One INSERT command for each row to process

To begin with, I made tests with a subset of the data and tried to make it as simple as possible. So simple that I generated and executed one INSERT query per row to be inserted.

INSERT INTO MyTable (Column1, Column2, Column3) VALUES ('One_1', 'Two_1', 'Three_1');
then
INSERT INTO MyTable (Column1, Column2, Column3) VALUES ('One_2', 'Two_2', 'Three_2');
then
INSERT INTO MyTable (Column1, Column2, Column3) VALUES ('One_3', 'Two_3', 'Three_3');
etc...

=> 12.07 seconds to insert 4579 lines (i.e. 379 requests per second).

INSERT commands inside one BEGIN / END

Rather than making a connection.Execute() for each line, I grouped the INSERT commands into a BEGIN ... INSERT expression (a bit like a stored procedure) so as to hit the server for only one connection.Execute().

BEGIN
  INSERT INTO MyTable (Column1, Column2, Column3) VALUES ('One_1', 'Two_1', 'Three_1');
  INSERT INTO MyTable (Column1, Column2, Column3) VALUES ('One_2', 'Two_2', 'Three_2');
  INSERT INTO MyTable (Column1, Column2, Column3) VALUES ('One_3', 'Two_3', 'Three_3');
  etc...
END;

=> 6.37 seconds to insert 4579 lines => already twice as fast.

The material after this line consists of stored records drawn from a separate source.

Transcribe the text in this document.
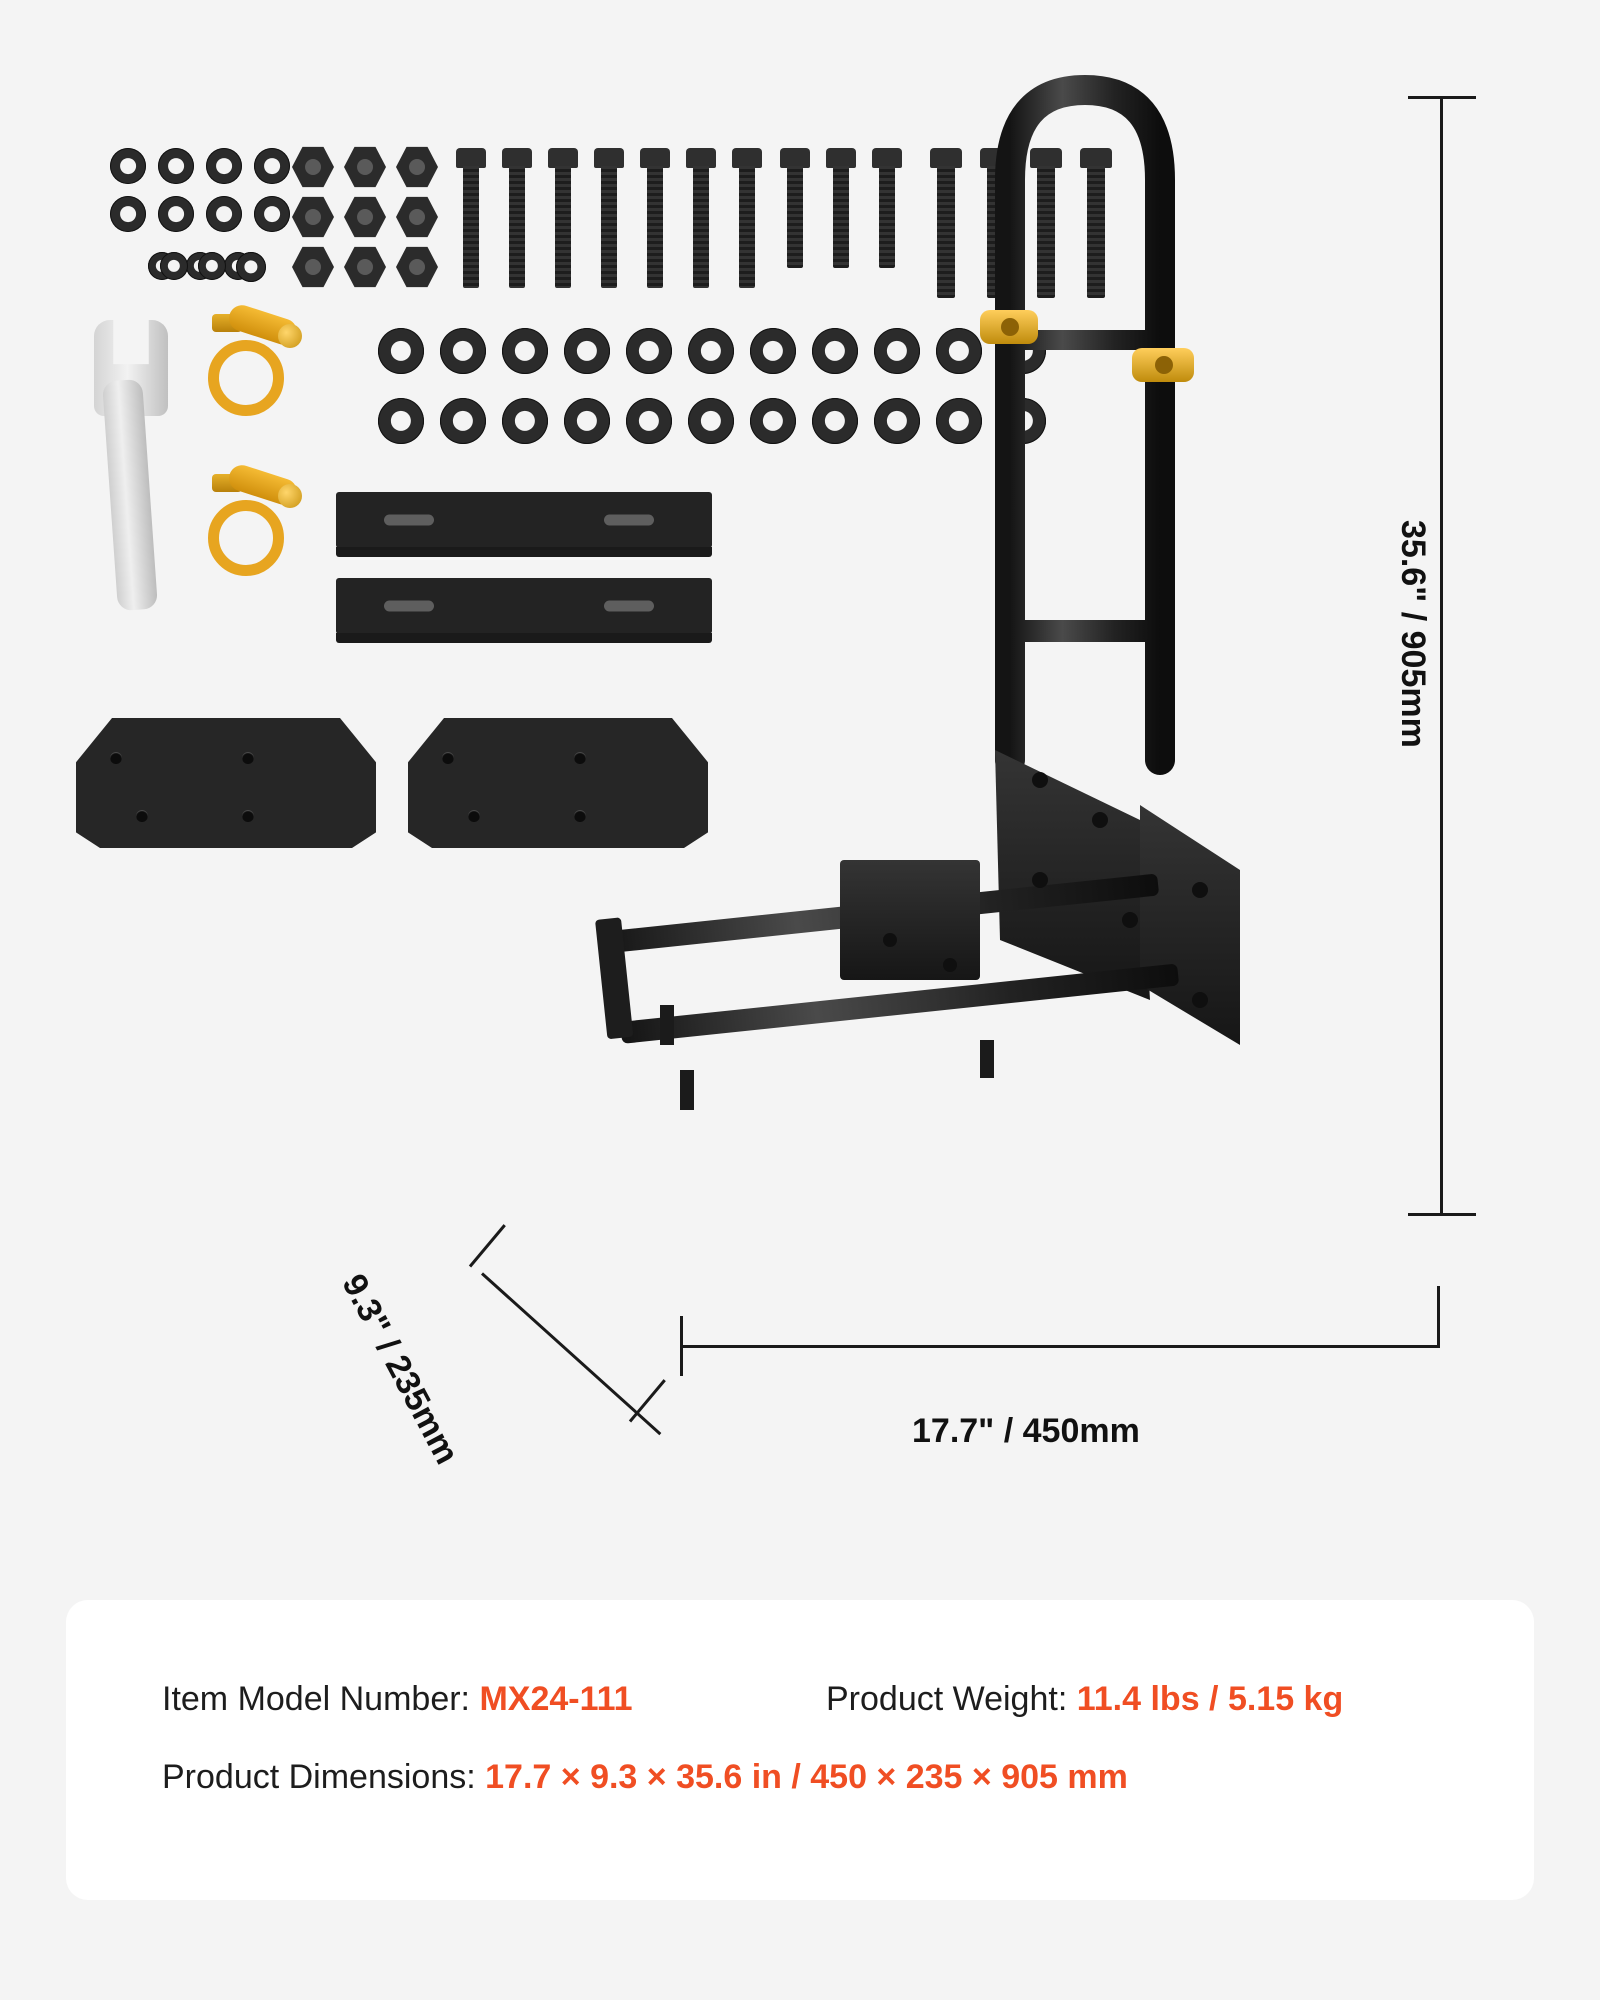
35.6" / 905mm
17.7" / 450mm
9.3" / 235mm
Item Model Number: MX24-111	Product Weight: 11.4 lbs / 5.15 kg
Product Dimensions: 17.7 × 9.3 × 35.6 in / 450 × 235 × 905 mm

Note: with Dapper (and ADO.NET in general I suppose), Oracle doesn't support line breaks in the SQL command: I get an error @@PLS-00103: Encountered the symbol "" when expecting one of the following@.

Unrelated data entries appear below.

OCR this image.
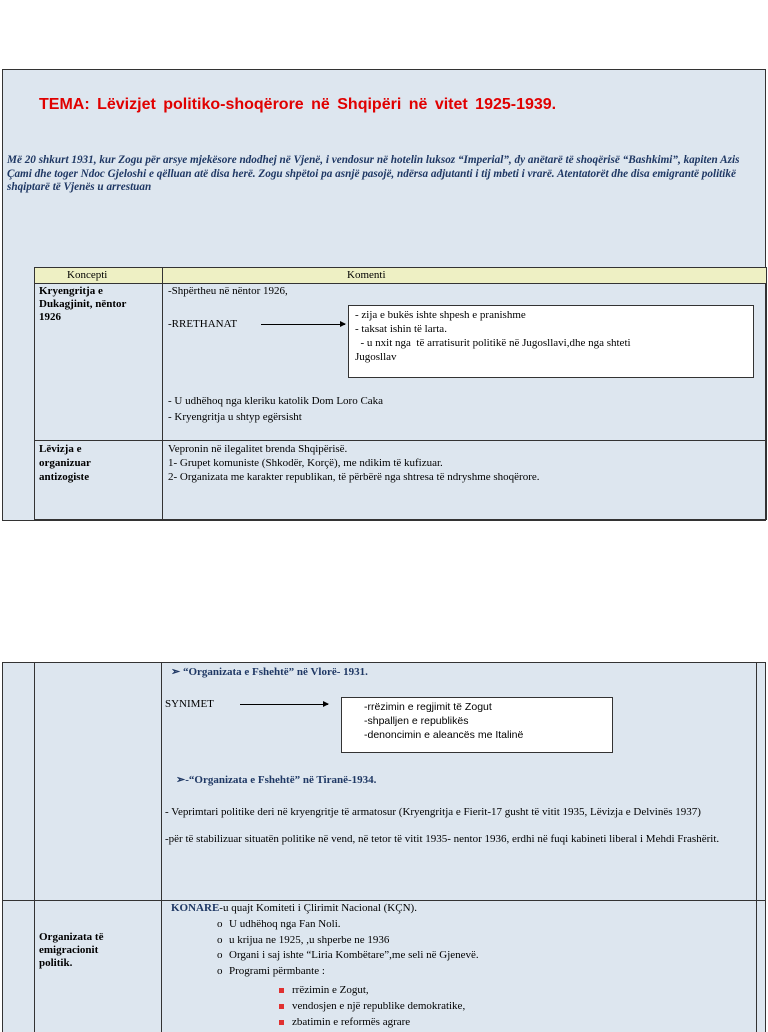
TEMA: Lëvizjet politiko-shoqërore në Shqipëri në vitet 1925-1939.
Më 20 shkurt 1931, kur Zogu për arsye mjekësore ndodhej në Vjenë, i vendosur në hotelin luksoz “Imperial”, dy anëtarë të shoqërisë “Bashkimi”, kapiten Azis Çami dhe toger Ndoc Gjeloshi e qëlluan atë disa herë. Zogu shpëtoi pa asnjë pasojë, ndërsa adjutanti i tij mbeti i vrarë. Atentatorët dhe disa emigrantë politikë shqiptarë të Vjenës u arrestuan
Koncepti	Komenti
Kryengritja e
Dukagjinit, nëntor
1926
-Shpërtheu në nëntor 1926,
-RRETHANAT
- zija e bukës ishte shpesh e pranishme
- taksat ishin të larta.
- u nxit nga  të arratisurit politikë në Jugosllavi,dhe nga shteti
Jugosllav
- U udhëhoq nga kleriku katolik Dom Loro Caka
- Kryengritja u shtyp egërsisht
Lëvizja e
organizuar
antizogiste
Vepronin në ilegalitet brenda Shqipërisë.
1- Grupet komuniste (Shkodër, Korçë), me ndikim të kufizuar.
2- Organizata me karakter republikan, të përbërë nga shtresa të ndryshme shoqërore.
➢ “Organizata e Fshehtë” në Vlorë- 1931.
SYNIMET	-rrëzimin e regjimit të Zogut
-shpalljen e republikës
-denoncimin e aleancës me Italinë
➢-“Organizata e Fshehtë” në Tiranë-1934.
- Veprimtari politike deri në kryengritje të armatosur (Kryengritja e Fierit-17 gusht të vitit 1935, Lëvizja e Delvinës 1937)
-për të stabilizuar situatën politike në vend, në tetor të vitit 1935- nentor 1936, erdhi në fuqi kabineti liberal i Mehdi Frashërit.
Organizata të
emigracionit
politik.
KONARE-u quajt Komiteti i Çlirimit Nacional (KÇN).
o U udhëhoq nga Fan Noli.
o u krijua ne 1925, ,u shperbe ne 1936
o Organi i saj ishte “Liria Kombëtare”,me seli në Gjenevë.
o Programi përmbante :
rrëzimin e Zogut,
vendosjen e një republike demokratike,
zbatimin e reformës agrare
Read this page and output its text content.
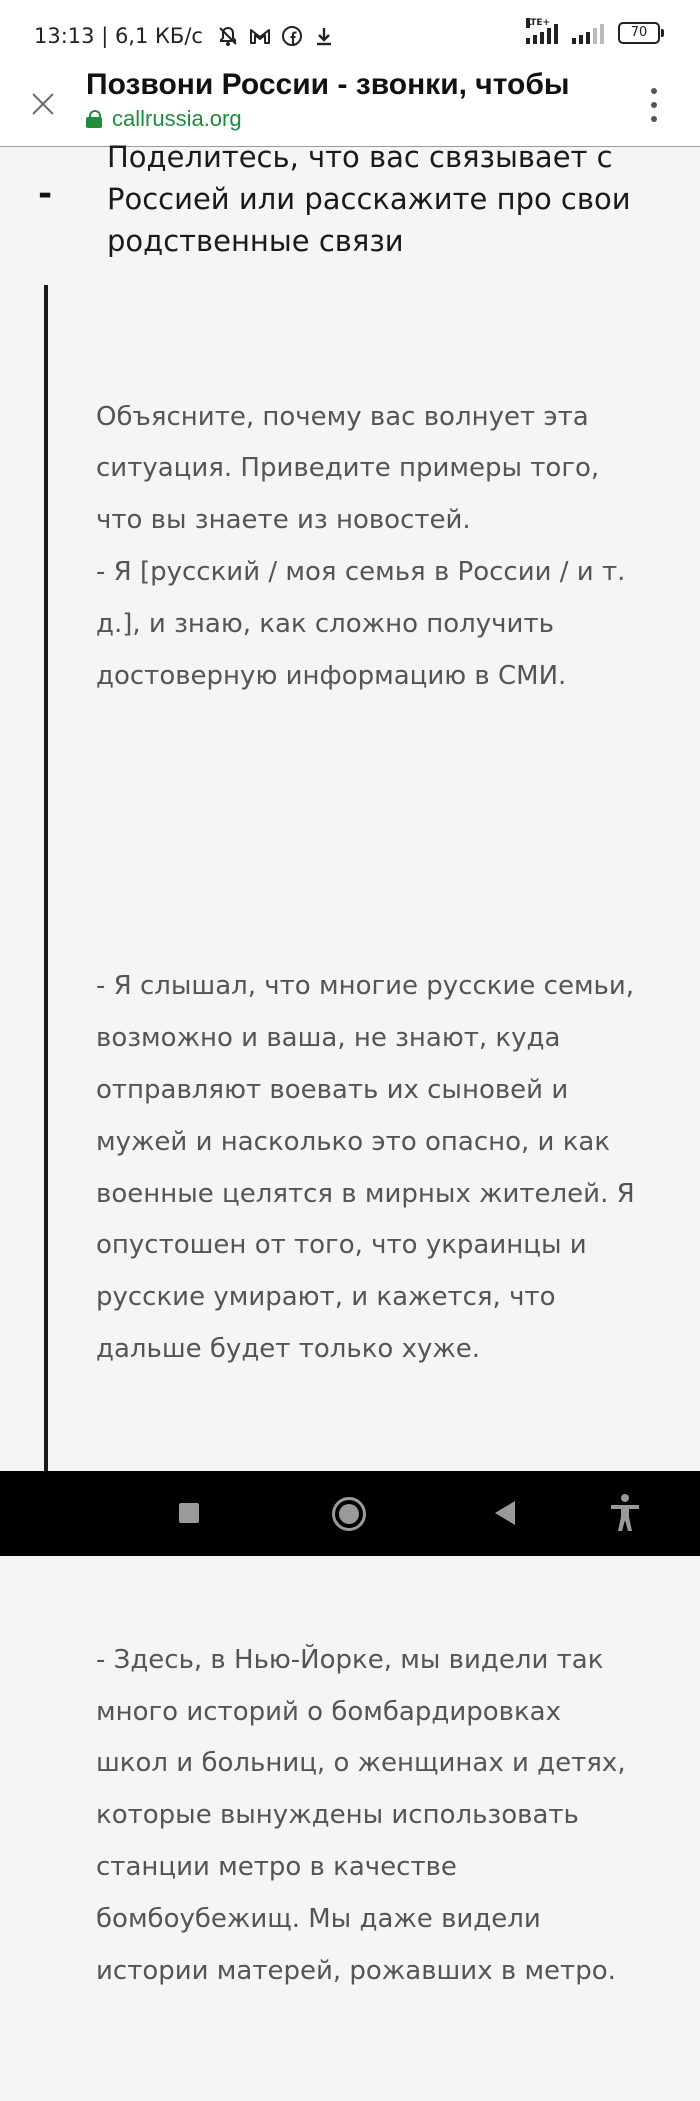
13:13 | 6,1 КБ/с
LTE+
70
Позвони России - звонки, чтобы
callrussia.org
-
Поделитесь, что вас связывает с Россией или расскажите про свои родственные связи

Объясните, почему вас волнует эта ситуация. Приведите примеры того, что вы знаете из новостей.
- Я [русский / моя семья в России / и т. д.], и знаю, как сложно получить достоверную информацию в СМИ.

- Я слышал, что многие русские семьи, возможно и ваша, не знают, куда отправляют воевать их сыновей и мужей и насколько это опасно, и как военные целятся в мирных жителей. Я опустошен от того, что украинцы и русские умирают, и кажется, что дальше будет только хуже.

- Здесь, в Нью-Йорке, мы видели так много историй о бомбардировках школ и больниц, о женщинах и детях, которые вынуждены использовать станции метро в качестве бомбоубежищ. Мы даже видели истории матерей, рожавших в метро.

To avoid this problem, just don't add a line break when generating the big query :

BEGIN INSERT INTO MyTable (...) VALUES (...); INTO MyTable (...) VALUES (...); ...; END;

An INSERT command from several SELECTs

This time, instead of making 1 access to the server to still make several INSERTs, I optimized even more by sending a single INSERT request. To do this, I turned "INSERT ... VALUES ..." into "INSERT ... SELECT FROM ..." :)

INSERT INTO MyTable (Column1, Column2, Column3)
SELECT ('One_1', 'Two_1', 'Three_1') FROM DUAL
UNION SELECT ('One_2', 'Two_2', 'Three_2') FROM DUAL
UNION SELECT ('One_3', 'Two_3', 'Three_3') FROM DUAL
etc...

=> 2.84 seconds to insert 4579 lines (i.e. 1612 requests per second) => 4 times faster.

Test results

It was useful to run a few tests, since it allows to go from 379 inserts in one second to more than 1600! And as I have nearly 300,000 lines to process, it will take 3 minutes and not 15 minutes.

Implementation

Actually, I copy the entire data with block of 500 customers to avoid overloading memory:

public int SaveCustomers(IEnumerable<Customer> customers)
{
    var sql = @"UNION SELECT '{0}', '{1}', '{2}', '{3}', '{4}' FROM DUAL ";

    int count = 0;
    try
    {
        connexion.Open();
        var batch = new StringBuilder();
        foreach (var c in customers)
        {
            batch.Append(string.Format(sql, c.Agency, c.Code, c.Siret, c.Type));
            count++;
            if ((count % 500) == 0)
            {
                connexion.Execute(Sql_FromSelect(batch));
                batch = new StringBuilder();
            }
        }
        connexion.Execute(Sql_FromSelect(batch));
    }
    catch (Exception ex)
    {
        throw ex;
    }
    finally
    {
        connexion.Close();
    }

    return count;
}

private string Sql_FromSelect(StringBuilder batch)
{
    // Au départ :
    // "UNION SELECT '...', '...', '...', '...', '...' FROM DUAL UNION SELECT ... "

    batch.Remove(0, 5);
    // => " SELECT '...', '...', '...', '...', '...' FROM DUAL UNION SELECT ... "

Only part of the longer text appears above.